September 30, 2011

Who’s More Reckless: Stockbrokers or Psychopaths?

Study at a Swiss University offers surprising results

Outsiders to the financial world, growing increasingly angry over such events as the recent loss of $2.3 billion by UBS thanks to a rogue trader's actions, may be wondering why such behavior seems so pervasive in the world of high finance.

The results of a Swiss study may come as no surprise to people already inclined to think the worst of an industry that has seen a parade of events that included another rogue trader's loss of billions at Société Générale just a couple of years ago.

Der Spiegel, the popular German weekly magazine, reported that a new study at the Swiss research University of St. Gallen found that stockbrokers' behavior tops that of psychopaths when it comes to manipulation and recklessness. Psychopaths exhibit, among other characteristics, charm, dishonesty, callousness and a fondness for irresponsible behavior, according to a Scientific American article about the personality disorder. Certainly the loss of some $2.3 billion via trades that should never have been made matches up with a couple of those. They also feel little, if any, guilt and tend to blame others for what they have done.

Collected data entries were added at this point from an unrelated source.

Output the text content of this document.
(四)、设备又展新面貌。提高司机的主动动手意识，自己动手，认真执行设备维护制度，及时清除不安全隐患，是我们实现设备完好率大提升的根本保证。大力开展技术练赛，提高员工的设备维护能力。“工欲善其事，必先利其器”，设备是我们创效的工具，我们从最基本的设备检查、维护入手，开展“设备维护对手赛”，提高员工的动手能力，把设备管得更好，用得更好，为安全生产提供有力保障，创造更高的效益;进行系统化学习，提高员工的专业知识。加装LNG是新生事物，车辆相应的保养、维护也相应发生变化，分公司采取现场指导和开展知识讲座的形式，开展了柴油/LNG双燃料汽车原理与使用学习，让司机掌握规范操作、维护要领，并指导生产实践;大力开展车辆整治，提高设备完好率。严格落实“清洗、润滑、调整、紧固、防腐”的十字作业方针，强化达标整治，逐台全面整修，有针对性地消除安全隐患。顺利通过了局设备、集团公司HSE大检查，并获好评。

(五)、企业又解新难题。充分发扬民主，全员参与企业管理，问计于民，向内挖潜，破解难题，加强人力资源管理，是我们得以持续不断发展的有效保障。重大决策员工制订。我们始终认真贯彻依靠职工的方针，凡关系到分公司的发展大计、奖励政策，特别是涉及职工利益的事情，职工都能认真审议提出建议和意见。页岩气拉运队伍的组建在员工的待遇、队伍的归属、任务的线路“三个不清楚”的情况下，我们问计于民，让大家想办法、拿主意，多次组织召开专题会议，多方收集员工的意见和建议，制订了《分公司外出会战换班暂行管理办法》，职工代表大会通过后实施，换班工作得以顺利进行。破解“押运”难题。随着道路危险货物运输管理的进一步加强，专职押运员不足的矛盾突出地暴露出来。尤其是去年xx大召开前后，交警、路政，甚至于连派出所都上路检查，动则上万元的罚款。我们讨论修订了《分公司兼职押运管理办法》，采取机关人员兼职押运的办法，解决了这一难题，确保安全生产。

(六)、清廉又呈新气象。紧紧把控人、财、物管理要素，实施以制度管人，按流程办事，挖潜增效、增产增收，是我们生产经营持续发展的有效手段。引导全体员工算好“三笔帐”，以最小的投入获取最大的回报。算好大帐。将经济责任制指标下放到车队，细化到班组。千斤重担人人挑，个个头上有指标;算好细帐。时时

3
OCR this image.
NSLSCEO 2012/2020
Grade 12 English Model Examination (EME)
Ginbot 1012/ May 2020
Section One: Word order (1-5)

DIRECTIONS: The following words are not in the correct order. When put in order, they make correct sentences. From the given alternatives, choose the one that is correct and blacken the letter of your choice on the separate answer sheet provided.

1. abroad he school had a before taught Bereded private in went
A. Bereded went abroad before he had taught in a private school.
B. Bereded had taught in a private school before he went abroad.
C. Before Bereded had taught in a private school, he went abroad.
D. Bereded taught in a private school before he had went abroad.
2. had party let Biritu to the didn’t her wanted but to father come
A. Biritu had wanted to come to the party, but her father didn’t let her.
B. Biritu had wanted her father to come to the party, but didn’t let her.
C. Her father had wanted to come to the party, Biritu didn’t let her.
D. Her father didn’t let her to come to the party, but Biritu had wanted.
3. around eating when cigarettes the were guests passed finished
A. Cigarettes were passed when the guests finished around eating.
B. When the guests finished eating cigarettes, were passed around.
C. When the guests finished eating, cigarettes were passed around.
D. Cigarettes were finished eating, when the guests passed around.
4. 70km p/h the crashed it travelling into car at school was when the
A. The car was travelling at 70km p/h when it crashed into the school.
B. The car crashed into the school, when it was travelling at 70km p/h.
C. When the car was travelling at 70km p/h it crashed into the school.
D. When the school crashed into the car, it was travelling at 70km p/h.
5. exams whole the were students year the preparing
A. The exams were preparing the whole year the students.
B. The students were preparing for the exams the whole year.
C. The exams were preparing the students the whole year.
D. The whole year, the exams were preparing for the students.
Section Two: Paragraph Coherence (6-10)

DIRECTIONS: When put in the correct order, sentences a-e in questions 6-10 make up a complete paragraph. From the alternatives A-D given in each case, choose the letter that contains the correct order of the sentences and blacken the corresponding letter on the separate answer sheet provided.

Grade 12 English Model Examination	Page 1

The Swiss study's co-authors, forensic expert Pascal Scherrer and Thomas Noll, a lead administrator at the Pöschwies prison north of Zurich, compared the behavior of some 28 professional traders who took part in computer simulations and intelligence tests with the behavior of psychopaths who took the same test. Among the personality traits studied in the research were willingness to cooperate and egotism. The findings were quite remarkable.

Not only did traders outscore psychopaths in willingness to take chances, they were surprisingly eager to harm their opponents in the quest to come out on top. Noll said in the report, "Naturally one can't characterize the traders as deranged. But for example, they behaved more egotistically and were more willing to take risks than a group of psychopaths who took the same test." He added that, instead of simply pursuing the greatest gain possible, "it was most important to the traders to get more than their opponents. And they spent a lot of energy trying to damage their opponents."

Noll compared their behavior to people whose neighbors might have the same car, "and they took after it with a baseball bat so they could look better themselves." Neither he nor Scherrer were able to explain why they were so willing to cause damage in their quest to get ahead.

This is not the first time that traders have been studied by people in white coats. The Times reported on a 2005 study in the field of neuroeconomics claiming that they could be classed as “functioning psychopaths” whose lack of emotions, or better control of them, made them better able to take risks—some sensible, some not—and thus they were better performers in investing.

One caveat: A report in the Huffington Post also cited a study that said young male stockbrokers were also far more likely than the general population to experience major depression.